Under the aforesaid rule, it is open to a temporary Government servant to bring about the termination of his service at any time by giving one month's notice in writing to the appointing authority unless a longer period of notice is required by the terms of appointment Similarly, it is open to the appointing authority to terminate the service of a temporary employee by a similar notice. There is a similar provision in Rule 98 of the M.P. Public Works Department Manual (Vol. 1). The Rule provides that if the members of the temporary establishment desire to resign their appointment they will be required to give a month's notice or forfeit a month's pay in lieu of such notice. A resignation tendered under this rule stands on a different footing from a resignation tendered by a permanent employee. Such a resignation takes effect on the expiry of the period of notice and brings about the termination of service automatically. In such a case, acceptance of the resignation by the competent authority is not necessary to bring about the termination of the service. In fact, this rule gives either party an option to bring about the termination of service by its unilateral act by giving notice for the required period. A resignation tendered under this rule does not require acceptance and, in fact, it is not open to the Government or to the competent authority not to accept a resignation which is submitted under this rule. It would, therefore, appear that since the petitioner was relieved of his post in pursuance of a notice given under this rule, his service stood terminated with effect from the date he was relieved and there was no question of acceptance of his resignation.

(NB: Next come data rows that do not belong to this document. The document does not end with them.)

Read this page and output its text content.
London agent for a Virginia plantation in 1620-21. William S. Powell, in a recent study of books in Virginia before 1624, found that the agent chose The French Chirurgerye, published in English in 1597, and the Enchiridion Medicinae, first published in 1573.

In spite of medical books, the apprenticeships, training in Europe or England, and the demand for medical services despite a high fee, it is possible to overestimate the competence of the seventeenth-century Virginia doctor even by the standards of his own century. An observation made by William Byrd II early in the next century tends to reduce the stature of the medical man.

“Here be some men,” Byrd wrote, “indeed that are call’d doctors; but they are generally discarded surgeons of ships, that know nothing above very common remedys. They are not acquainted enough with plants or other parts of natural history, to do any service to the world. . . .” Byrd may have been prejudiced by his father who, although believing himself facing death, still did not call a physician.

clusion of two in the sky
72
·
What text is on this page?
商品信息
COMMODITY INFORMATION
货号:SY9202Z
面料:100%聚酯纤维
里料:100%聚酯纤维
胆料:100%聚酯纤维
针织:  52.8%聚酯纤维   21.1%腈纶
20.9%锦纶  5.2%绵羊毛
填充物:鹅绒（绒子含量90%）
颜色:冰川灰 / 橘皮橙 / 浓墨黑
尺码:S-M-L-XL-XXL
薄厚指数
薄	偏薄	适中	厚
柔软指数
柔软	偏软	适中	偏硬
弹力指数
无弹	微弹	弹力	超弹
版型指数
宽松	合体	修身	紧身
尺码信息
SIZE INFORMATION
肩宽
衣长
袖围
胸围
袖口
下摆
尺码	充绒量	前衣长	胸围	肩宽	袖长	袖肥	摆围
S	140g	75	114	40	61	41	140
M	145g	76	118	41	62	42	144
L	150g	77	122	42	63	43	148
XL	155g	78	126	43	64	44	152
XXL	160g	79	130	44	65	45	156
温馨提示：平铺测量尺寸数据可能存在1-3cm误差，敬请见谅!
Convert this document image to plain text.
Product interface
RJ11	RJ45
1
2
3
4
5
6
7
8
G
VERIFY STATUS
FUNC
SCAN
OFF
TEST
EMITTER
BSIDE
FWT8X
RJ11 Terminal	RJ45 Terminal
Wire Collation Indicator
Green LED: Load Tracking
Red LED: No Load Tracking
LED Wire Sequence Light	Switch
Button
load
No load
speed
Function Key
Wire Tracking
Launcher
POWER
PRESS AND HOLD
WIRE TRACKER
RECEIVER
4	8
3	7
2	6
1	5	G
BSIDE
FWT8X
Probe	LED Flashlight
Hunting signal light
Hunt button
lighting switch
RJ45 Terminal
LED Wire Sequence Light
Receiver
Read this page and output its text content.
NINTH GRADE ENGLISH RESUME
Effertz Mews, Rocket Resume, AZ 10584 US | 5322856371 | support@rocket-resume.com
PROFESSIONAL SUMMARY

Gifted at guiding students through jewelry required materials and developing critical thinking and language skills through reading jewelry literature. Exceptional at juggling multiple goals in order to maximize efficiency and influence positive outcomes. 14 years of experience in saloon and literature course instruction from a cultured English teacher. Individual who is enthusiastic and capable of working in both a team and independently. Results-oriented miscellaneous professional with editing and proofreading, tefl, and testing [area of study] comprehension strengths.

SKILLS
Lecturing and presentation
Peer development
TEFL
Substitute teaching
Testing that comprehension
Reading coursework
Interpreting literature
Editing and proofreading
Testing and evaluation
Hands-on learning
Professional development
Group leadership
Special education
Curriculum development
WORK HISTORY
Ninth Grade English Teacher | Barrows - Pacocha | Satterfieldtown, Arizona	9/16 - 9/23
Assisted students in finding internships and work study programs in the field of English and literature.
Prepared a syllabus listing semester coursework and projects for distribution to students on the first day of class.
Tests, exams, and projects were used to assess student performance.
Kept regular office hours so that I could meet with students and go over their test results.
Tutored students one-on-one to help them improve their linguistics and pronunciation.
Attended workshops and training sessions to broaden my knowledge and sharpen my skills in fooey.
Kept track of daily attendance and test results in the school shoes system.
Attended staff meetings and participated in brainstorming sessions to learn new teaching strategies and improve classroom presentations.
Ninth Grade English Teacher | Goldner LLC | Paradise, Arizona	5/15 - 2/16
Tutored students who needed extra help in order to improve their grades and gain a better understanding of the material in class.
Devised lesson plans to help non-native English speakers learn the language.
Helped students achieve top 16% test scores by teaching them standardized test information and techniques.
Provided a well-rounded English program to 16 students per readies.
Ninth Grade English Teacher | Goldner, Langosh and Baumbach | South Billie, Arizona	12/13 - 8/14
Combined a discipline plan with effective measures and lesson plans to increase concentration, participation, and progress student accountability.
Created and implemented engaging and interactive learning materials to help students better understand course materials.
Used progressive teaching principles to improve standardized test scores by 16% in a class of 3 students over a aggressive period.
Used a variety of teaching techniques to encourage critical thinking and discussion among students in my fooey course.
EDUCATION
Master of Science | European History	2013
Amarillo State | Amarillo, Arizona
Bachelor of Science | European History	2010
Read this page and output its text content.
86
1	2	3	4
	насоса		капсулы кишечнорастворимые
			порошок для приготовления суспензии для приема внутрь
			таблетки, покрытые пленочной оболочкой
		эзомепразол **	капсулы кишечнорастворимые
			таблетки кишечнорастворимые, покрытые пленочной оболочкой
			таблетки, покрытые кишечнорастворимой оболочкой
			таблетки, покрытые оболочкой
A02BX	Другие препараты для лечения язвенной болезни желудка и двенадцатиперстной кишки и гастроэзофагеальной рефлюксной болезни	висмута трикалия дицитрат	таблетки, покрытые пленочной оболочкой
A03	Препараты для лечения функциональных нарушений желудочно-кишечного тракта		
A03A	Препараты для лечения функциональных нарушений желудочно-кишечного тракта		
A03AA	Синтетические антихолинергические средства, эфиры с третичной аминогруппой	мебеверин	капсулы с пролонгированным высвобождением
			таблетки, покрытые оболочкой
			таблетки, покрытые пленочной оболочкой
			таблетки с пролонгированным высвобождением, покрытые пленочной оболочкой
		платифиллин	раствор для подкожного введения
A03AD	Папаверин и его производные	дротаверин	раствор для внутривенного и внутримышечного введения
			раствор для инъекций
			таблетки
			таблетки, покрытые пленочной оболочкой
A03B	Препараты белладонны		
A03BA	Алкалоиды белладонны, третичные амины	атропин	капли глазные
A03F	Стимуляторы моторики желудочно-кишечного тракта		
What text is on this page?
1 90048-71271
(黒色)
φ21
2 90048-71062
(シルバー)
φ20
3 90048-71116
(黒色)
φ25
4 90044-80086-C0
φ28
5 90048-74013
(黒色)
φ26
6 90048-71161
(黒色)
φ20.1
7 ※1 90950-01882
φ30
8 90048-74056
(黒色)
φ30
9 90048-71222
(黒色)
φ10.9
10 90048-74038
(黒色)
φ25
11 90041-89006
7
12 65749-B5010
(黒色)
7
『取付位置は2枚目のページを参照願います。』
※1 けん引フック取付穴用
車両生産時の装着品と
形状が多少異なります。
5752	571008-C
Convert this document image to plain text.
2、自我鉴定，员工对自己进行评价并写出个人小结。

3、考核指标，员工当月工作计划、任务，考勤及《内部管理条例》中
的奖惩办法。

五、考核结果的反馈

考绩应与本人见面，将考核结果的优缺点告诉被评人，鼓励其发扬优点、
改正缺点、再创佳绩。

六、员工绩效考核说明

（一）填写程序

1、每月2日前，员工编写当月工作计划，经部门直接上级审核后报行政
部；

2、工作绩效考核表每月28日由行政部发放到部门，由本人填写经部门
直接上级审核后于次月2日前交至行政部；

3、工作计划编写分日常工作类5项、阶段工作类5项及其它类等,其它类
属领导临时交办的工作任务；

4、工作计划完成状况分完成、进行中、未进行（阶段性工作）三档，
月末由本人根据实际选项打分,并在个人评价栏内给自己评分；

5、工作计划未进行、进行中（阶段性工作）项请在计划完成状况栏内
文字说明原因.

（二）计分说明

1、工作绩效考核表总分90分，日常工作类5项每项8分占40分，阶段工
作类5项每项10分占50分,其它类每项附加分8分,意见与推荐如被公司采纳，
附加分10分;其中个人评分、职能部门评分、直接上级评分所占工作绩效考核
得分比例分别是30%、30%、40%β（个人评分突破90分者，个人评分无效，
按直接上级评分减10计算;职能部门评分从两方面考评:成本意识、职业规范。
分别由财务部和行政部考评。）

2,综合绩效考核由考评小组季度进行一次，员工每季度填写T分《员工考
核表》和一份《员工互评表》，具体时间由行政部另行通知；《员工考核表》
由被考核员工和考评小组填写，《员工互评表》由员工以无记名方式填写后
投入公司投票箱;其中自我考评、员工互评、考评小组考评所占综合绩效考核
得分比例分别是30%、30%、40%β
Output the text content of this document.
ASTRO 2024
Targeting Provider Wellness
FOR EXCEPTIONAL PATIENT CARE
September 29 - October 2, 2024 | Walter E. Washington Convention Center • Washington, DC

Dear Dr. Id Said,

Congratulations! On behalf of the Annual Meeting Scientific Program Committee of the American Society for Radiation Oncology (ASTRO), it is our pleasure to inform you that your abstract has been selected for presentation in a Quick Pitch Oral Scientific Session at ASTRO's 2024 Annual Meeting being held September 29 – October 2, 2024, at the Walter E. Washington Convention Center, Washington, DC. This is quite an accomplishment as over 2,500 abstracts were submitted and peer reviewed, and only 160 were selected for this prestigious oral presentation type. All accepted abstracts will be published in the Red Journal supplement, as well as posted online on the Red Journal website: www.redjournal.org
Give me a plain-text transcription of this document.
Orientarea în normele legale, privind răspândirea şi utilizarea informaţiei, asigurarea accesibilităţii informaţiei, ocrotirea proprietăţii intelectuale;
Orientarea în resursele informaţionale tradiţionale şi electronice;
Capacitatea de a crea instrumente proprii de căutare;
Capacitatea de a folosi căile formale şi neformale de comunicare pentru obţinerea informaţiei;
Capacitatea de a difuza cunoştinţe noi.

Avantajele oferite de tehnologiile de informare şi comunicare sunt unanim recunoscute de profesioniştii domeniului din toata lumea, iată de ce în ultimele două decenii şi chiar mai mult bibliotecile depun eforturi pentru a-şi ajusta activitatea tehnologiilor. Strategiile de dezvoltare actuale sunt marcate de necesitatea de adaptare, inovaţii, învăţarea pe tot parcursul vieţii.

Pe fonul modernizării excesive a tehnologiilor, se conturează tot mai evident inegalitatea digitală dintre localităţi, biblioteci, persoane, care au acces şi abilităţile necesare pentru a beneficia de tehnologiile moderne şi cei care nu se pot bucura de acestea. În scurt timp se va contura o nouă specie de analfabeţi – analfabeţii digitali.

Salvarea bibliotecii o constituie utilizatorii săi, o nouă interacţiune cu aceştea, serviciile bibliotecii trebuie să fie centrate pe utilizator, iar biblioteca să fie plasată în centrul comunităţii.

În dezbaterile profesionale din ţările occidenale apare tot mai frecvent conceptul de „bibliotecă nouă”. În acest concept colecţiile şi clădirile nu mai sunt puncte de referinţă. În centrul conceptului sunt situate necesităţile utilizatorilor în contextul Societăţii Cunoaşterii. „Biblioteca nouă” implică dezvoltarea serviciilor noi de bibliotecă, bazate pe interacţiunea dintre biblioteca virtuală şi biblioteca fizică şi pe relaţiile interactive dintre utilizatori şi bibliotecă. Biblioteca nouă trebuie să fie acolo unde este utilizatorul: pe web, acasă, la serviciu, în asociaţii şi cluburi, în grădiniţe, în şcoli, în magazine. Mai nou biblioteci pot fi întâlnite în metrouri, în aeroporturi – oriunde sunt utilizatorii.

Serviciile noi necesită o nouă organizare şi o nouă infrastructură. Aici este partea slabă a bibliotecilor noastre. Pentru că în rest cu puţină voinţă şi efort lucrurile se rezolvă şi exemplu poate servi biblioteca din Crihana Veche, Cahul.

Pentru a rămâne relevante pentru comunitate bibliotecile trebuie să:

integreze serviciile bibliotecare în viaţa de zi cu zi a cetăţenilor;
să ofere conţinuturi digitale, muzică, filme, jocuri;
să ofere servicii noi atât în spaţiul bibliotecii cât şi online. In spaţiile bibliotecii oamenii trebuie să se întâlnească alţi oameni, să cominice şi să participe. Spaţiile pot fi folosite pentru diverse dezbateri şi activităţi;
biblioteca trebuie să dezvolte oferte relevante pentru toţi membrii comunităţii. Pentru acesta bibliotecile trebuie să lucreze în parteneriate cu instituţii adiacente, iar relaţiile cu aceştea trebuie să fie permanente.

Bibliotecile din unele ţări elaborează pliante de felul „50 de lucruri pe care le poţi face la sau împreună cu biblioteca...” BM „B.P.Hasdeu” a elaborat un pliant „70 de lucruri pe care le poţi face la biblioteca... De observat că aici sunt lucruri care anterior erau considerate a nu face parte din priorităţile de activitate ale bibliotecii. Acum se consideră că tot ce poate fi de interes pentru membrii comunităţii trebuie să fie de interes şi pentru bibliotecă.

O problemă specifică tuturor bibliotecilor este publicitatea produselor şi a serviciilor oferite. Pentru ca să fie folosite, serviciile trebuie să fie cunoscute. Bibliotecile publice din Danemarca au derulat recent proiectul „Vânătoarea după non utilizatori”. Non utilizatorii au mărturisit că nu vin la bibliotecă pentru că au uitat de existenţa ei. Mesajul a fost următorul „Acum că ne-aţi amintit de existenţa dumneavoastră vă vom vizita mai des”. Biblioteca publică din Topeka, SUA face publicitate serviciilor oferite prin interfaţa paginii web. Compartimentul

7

9. Learned Counsel for the petitioner produced at the hearing the order of appointment of the petitioner, which provides as under:
If he desires to resign his appointment he will be required to give 3 months' notice or forfeit 3 months' pay in lieu thereof.
Even according to the aforesaid provision it was open to the petitioner to bring about the termination of his service by giving three months' notice. He could even quit without giving any such notice, but in that case he was liable to forfeit 3 months' pay. Thus, even under this provision, the petitioner could bring about the termination of service by unilateral act and that is what he did in this case. He submitted a letter of resignation giving one month's notice and he was relieved on the expiry of the said period. It is, therefore, clear that the petitioner's service stood terminated with effect from the date he was relieved and thereafter it was not open to him to withdraw his resignation. Once the service is duly terminated and the relationship cannot be restored by withdrawal of the resignation. On this view of the matter the petition is liable to fail. It seems that under some erroneous impression, the Government held an inquiry against him treating him in service, but that is of no consequence, looking to the legal position as indicated above.
10. The petition, therefore, fails and is hereby dismissed. We do not, however, make any order as to costs in the circumstances of this case. The security amount shall be refunded to the petitioner.